Jamaica Kincaid & Henri Cole: Final event of the 2022 NYS Summer Writers Institute series

Four weeks. 24 acclaimed writers. Four student readings. Congratulations to Robert Boyers at Skidmore College for another successful NYS Summer Writers Institute.


The summer season kicked off on June 27 with a reading by poet Rosanna Warren and novelist Elizabeth Benedict, and it concludes this evening with a reading by Antiguan-American novelist Jamaica Kincaid and poet Henri Cole.


7 p.m. Thursday, July 21

Jamaica Kincaid & Henri Cole

Jamaica Kincaid
Photo credit: Brian Snyder / Reuters

Jamaica Kincaid is the author of the all-time classic A Small Place (1988), a reflection on colonialism and its effects on her home island of Antigua. Her other works include Mr. Potter (described by Robert Boyers as “a perfect, perfectly heartbreaking novel”); Lucy; a collection of short fiction titled At The Bottom of the River; Annie John; My Brother; Autobiography of My Mother, and other books. Her most recent novel is See Now Then.

A former staff writer for The New Yorker, for 20 years, Talk Pieces is a collection of her original writing for the magazine's "Talk of the Town" from 1978 to 1983.

Jamaica Kincaid was born Elaine Potter Richardson in St John's, Antigua, while it was still under British colonial rule. For economic reasons, her family sent her at the age of 16 to work as an au pair in the United States, where she has resided ever since. She began publishing her writing in 1973 and has published a dozen books as well as many uncollected essays.

In a profile by Leslie Garis published in the New York Times in 1990, Kincaid said she changed her name when her writing was first published as "a way for [her] to do things without being the same person who couldn't do them — the same person who had all these weights."

More from the Garis profile: "Her accent is not only British West Indian but special to her. The pacing is stately, the tone feminine, and the rhythm lilting. She sounds like a genteel Englishwoman with a mysterious background that put music in her speech."

Jamaica Kincaid was a visiting guest at the New York State Writers Institute in 1996, 1999, and at the Albany Book Festival in 2019.

Video: Jamaica Kincaid at the Albany Book Festival, 2019


Henri Cole, poet
Photo credit: Claremont McKenna College

Henri Cole was born in Fukuoka, Japan, in 1956 and raised in Virginia. He is the author of Middle Earth, which was a finalist for the Pulitzer Prize; the memoir Orphic Paris; Nothing to Declare: Poems; Pierce the Skin: Selected Poems, 1982-2007; Blackbird and Wolf, the 2008 recipient of the Lenore Marshall Poetry Prize; Middle Earth, which received the 2004 Kingsley Tufts Poetry Award; The Visible Man; The Look of Things; The Zoo Wheel of Knowledge; and The Marble Queen.
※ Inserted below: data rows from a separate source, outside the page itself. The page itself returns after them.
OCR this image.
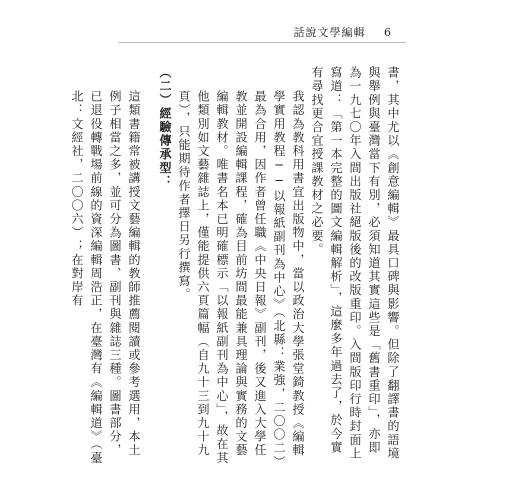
話說文學編輯 6

書，其中尤以《創意編輯》最具口碑與影響。但除了翻譯書的語境與舉例與臺灣當下有別，必須知道其實這些是「舊書重印」，亦即為一九七〇年入間出版社絕版後的改版重印。入間版印行時封面上寫道：「第一本完整的圖文編輯解析」，這麼多年過去了，於今實有尋找更合宜授課教材之必要。

我認為教科用書宜出版物中，當以政治大學張堂錡教授《編輯學實用教程──以報紙副刊為中心》（北縣：業強，二〇〇二）最為合用，因作者曾任職《中央日報》副刊，後又進入大學任教並開設編輯課程，確為目前坊間最能兼具理論與實務的文藝編輯教材。唯書名本已明確標示「以報紙副刊為中心」，故在其他類別如文藝雜誌上，僅能提供六頁篇幅（自九十三到九十九頁），只能期待作者擇日另行撰寫。

（二）經驗傳承型：

這類書籍常被講授文藝編輯的教師推薦閱讀或參考選用，本土例子相當之多，並可分為圖書、副刊與雜誌三種。圖書部分，已退役轉戰場前線的資深編輯周浩正，在臺灣有《編輯道》（臺北：文經社，二〇〇六）；在對岸有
About his own work, Cole writes: "In my own poems, I have grown accustomed to astringency; there is no longer any compulsion to hide or temper the truth, as there was when I was setting out twenty years ago. I do not want to relive what I have felt or seen or hoped along the way, but I do want to extract some illustrative figures, as I do from the parables in the Bible, to help me persevere each day at my writing table, where I must confront myself, overcome any fear of what I might find there, and begin assembling language into poetry."

From 1982 until 1988 Cole was executive director of The Academy of American Poets. Upon learning of his induction into the American Academy of Arts and Letters in 2017, he said he wished his parents were alive so that he could tell them the good news. “They were always worried I had not made a practical career choice. Why hadn't I gone to law school or joined the air force or sold real estate or something?," he said in an interview published by Claremont McKenna College, where he currently teaches.
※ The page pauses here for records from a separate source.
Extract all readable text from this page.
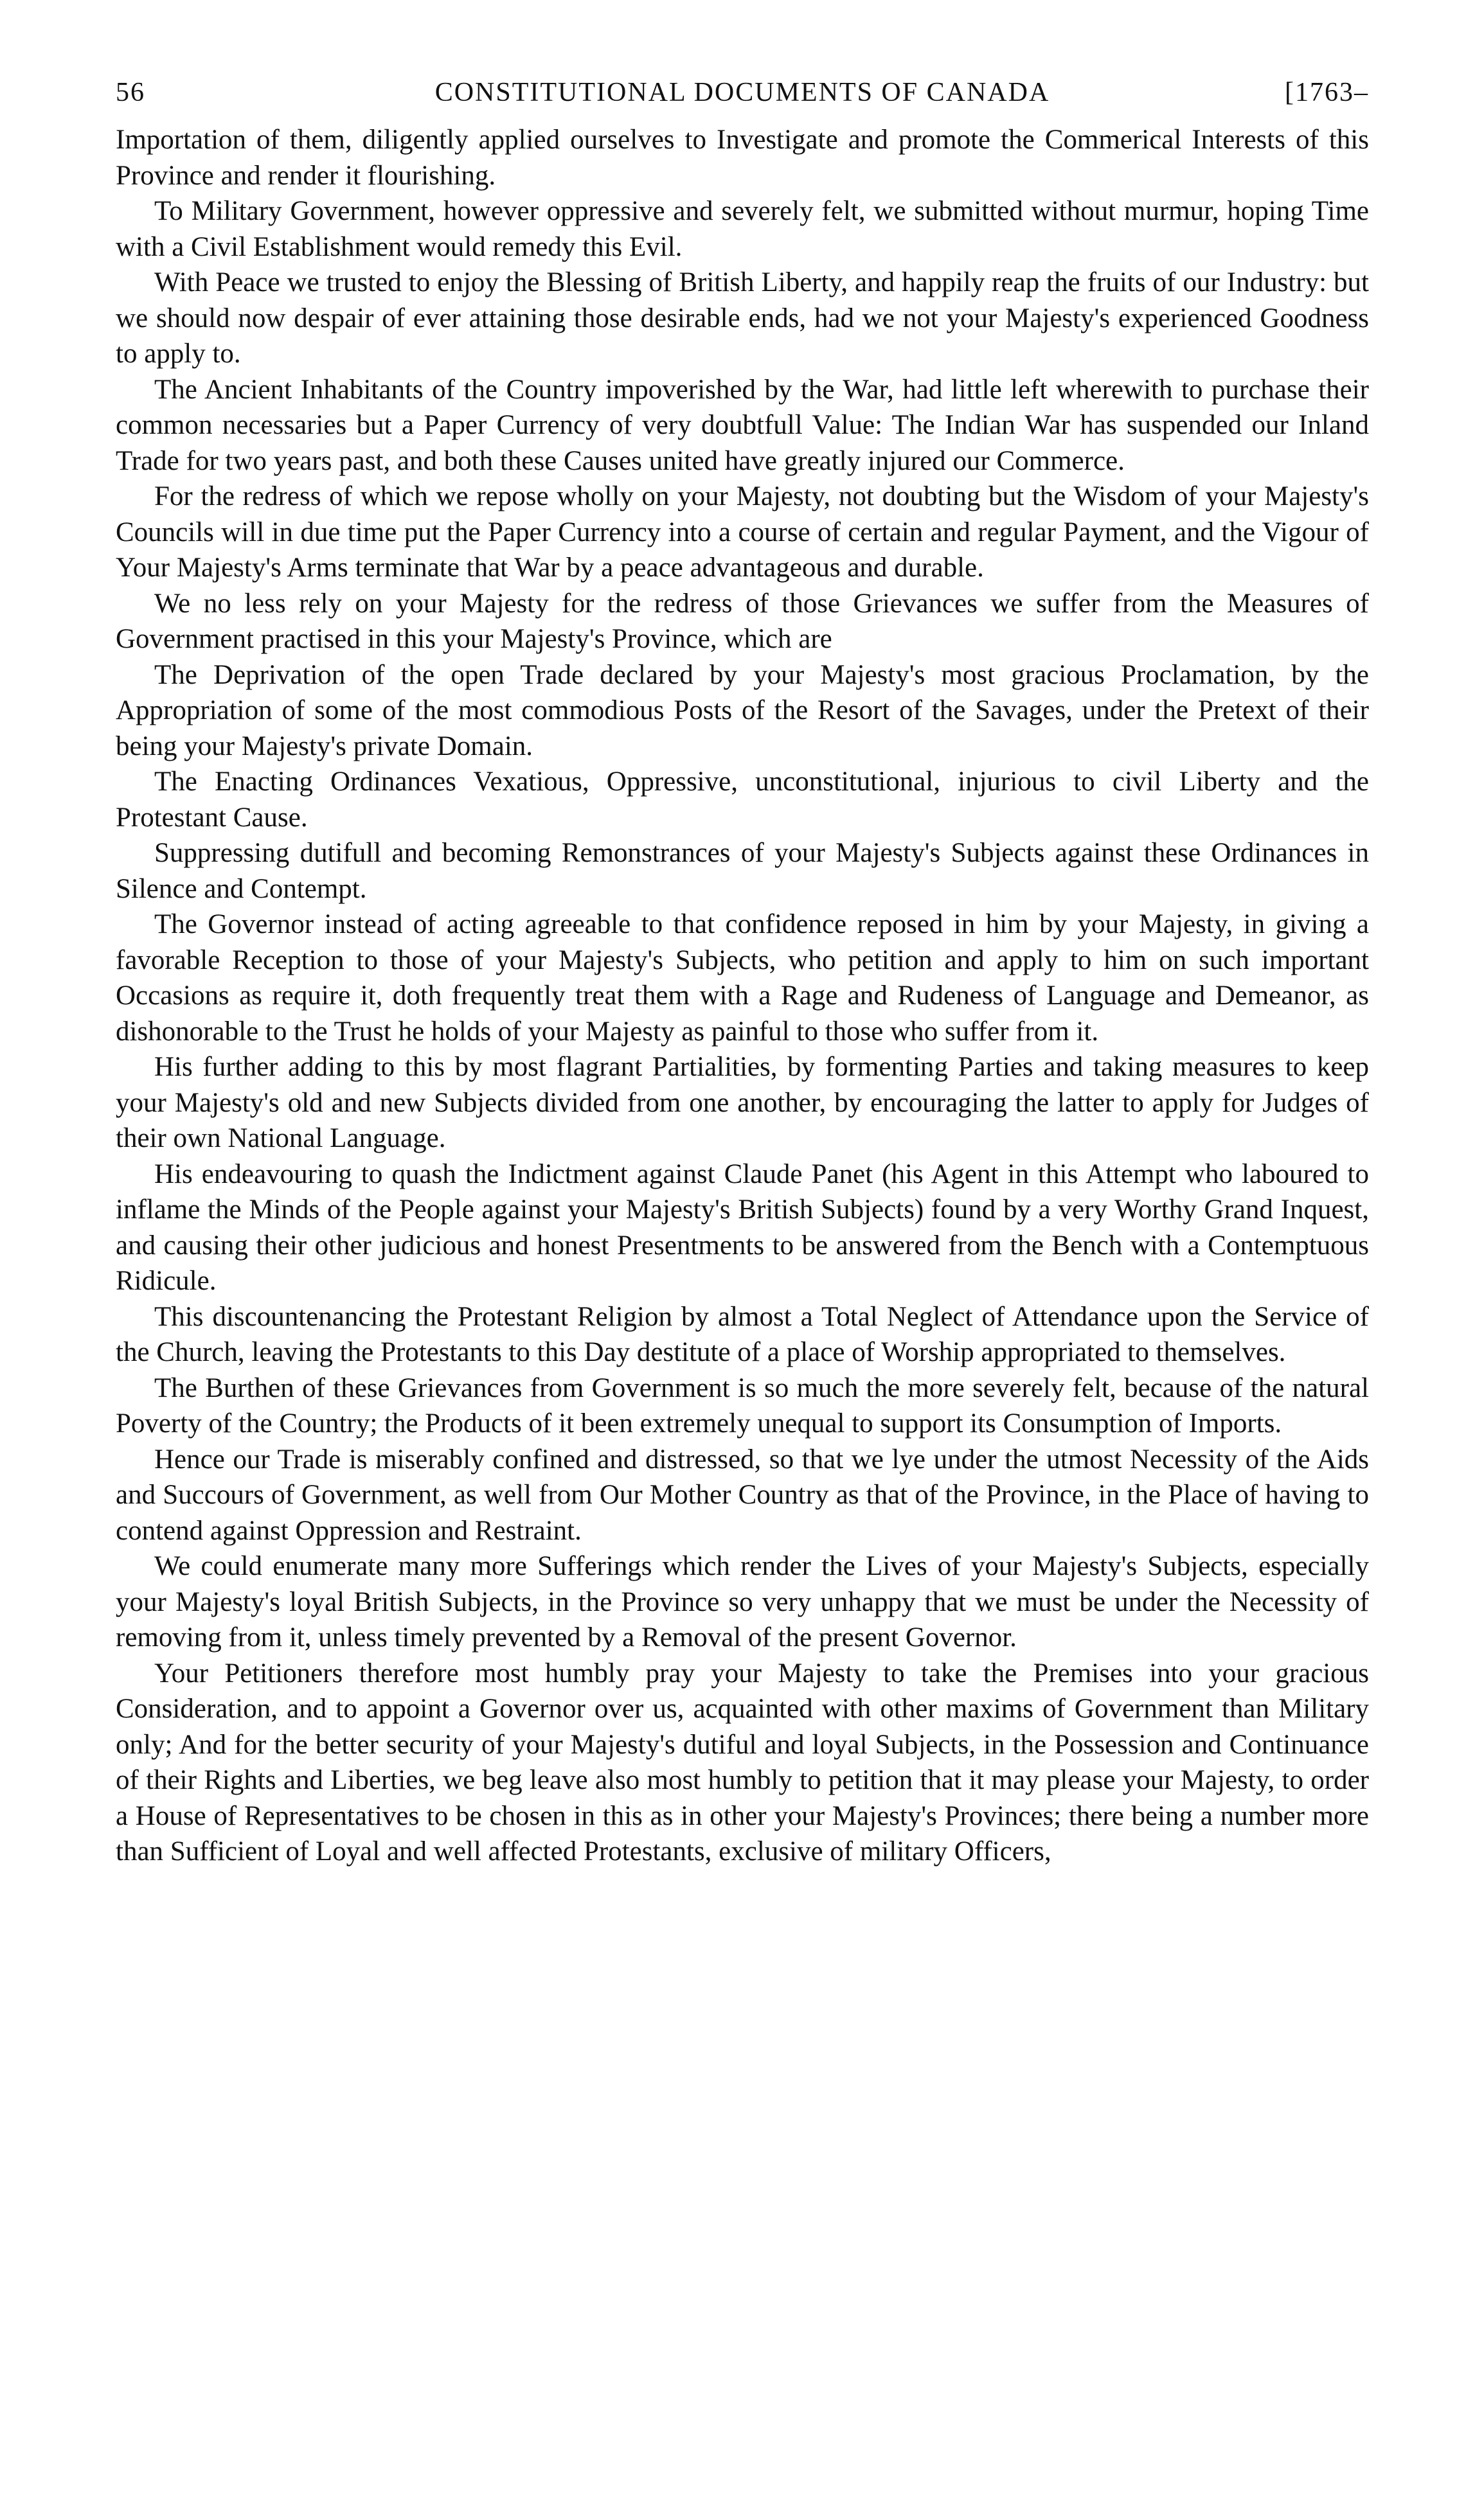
56	CONSTITUTIONAL DOCUMENTS OF CANADA	[1763–

Importation of them, diligently applied ourselves to Investigate and promote the Commerical Interests of this Province and render it flourishing.

To Military Government, however oppressive and severely felt, we submitted without murmur, hoping Time with a Civil Establishment would remedy this Evil.

With Peace we trusted to enjoy the Blessing of British Liberty, and happily reap the fruits of our Industry: but we should now despair of ever attaining those desirable ends, had we not your Majesty's experienced Goodness to apply to.

The Ancient Inhabitants of the Country impoverished by the War, had little left wherewith to purchase their common necessaries but a Paper Currency of very doubtfull Value: The Indian War has suspended our Inland Trade for two years past, and both these Causes united have greatly injured our Commerce.

For the redress of which we repose wholly on your Majesty, not doubting but the Wisdom of your Majesty's Councils will in due time put the Paper Currency into a course of certain and regular Payment, and the Vigour of Your Majesty's Arms terminate that War by a peace advantageous and durable.

We no less rely on your Majesty for the redress of those Grievances we suffer from the Measures of Government practised in this your Majesty's Province, which are

The Deprivation of the open Trade declared by your Majesty's most gracious Proclamation, by the Appropriation of some of the most commodious Posts of the Resort of the Savages, under the Pretext of their being your Majesty's private Domain.

The Enacting Ordinances Vexatious, Oppressive, unconstitutional, injurious to civil Liberty and the Protestant Cause.

Suppressing dutifull and becoming Remonstrances of your Majesty's Subjects against these Ordinances in Silence and Contempt.

The Governor instead of acting agreeable to that confidence reposed in him by your Majesty, in giving a favorable Reception to those of your Majesty's Subjects, who petition and apply to him on such important Occasions as require it, doth frequently treat them with a Rage and Rudeness of Language and Demeanor, as dishonorable to the Trust he holds of your Majesty as painful to those who suffer from it.

His further adding to this by most flagrant Partialities, by formenting Parties and taking measures to keep your Majesty's old and new Subjects divided from one another, by encouraging the latter to apply for Judges of their own National Language.

His endeavouring to quash the Indictment against Claude Panet (his Agent in this Attempt who laboured to inflame the Minds of the People against your Majesty's British Subjects) found by a very Worthy Grand Inquest, and causing their other judicious and honest Presentments to be answered from the Bench with a Contemptuous Ridicule.

This discountenancing the Protestant Religion by almost a Total Neglect of Attendance upon the Service of the Church, leaving the Protestants to this Day destitute of a place of Worship appropriated to themselves.

The Burthen of these Grievances from Government is so much the more severely felt, because of the natural Poverty of the Country; the Products of it been extremely unequal to support its Consumption of Imports.

Hence our Trade is miserably confined and distressed, so that we lye under the utmost Necessity of the Aids and Succours of Government, as well from Our Mother Country as that of the Province, in the Place of having to contend against Oppression and Restraint.

We could enumerate many more Sufferings which render the Lives of your Majesty's Subjects, especially your Majesty's loyal British Subjects, in the Province so very unhappy that we must be under the Necessity of removing from it, unless timely prevented by a Removal of the present Governor.

Your Petitioners therefore most humbly pray your Majesty to take the Premises into your gracious Consideration, and to appoint a Governor over us, acquainted with other maxims of Government than Military only; And for the better security of your Majesty's dutiful and loyal Subjects, in the Possession and Continuance of their Rights and Liberties, we beg leave also most humbly to petition that it may please your Majesty, to order a House of Representatives to be chosen in this as in other your Majesty's Provinces; there being a number more than Sufficient of Loyal and well affected Protestants, exclusive of military Officers,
About the NYS Summer Writers Institute

The NYS Summer Writers Institute was founded and is still produced by author and professor Robert Boyers at Skidmore College, with sponsorship from Northshire Bookstores and in collaboration with the NYS Writers Institute at the University at Albany.

Previous visiting writers include Nobel Prize winner Louise Glück, former U.S. Poet Laureate Robert Pinsky, Booker Prize winner Michael Ondaatje, Pulitzer Prize winner and NYS Writers Institute Founder William Kennedy, Mary Gordon, Tom Healy, Margo Jefferson, Binnie Kirshenbaum, John McWhorter, James Miller, Caryl Phillips, Katha Pollitt, Francine Prose and Victoria Redel.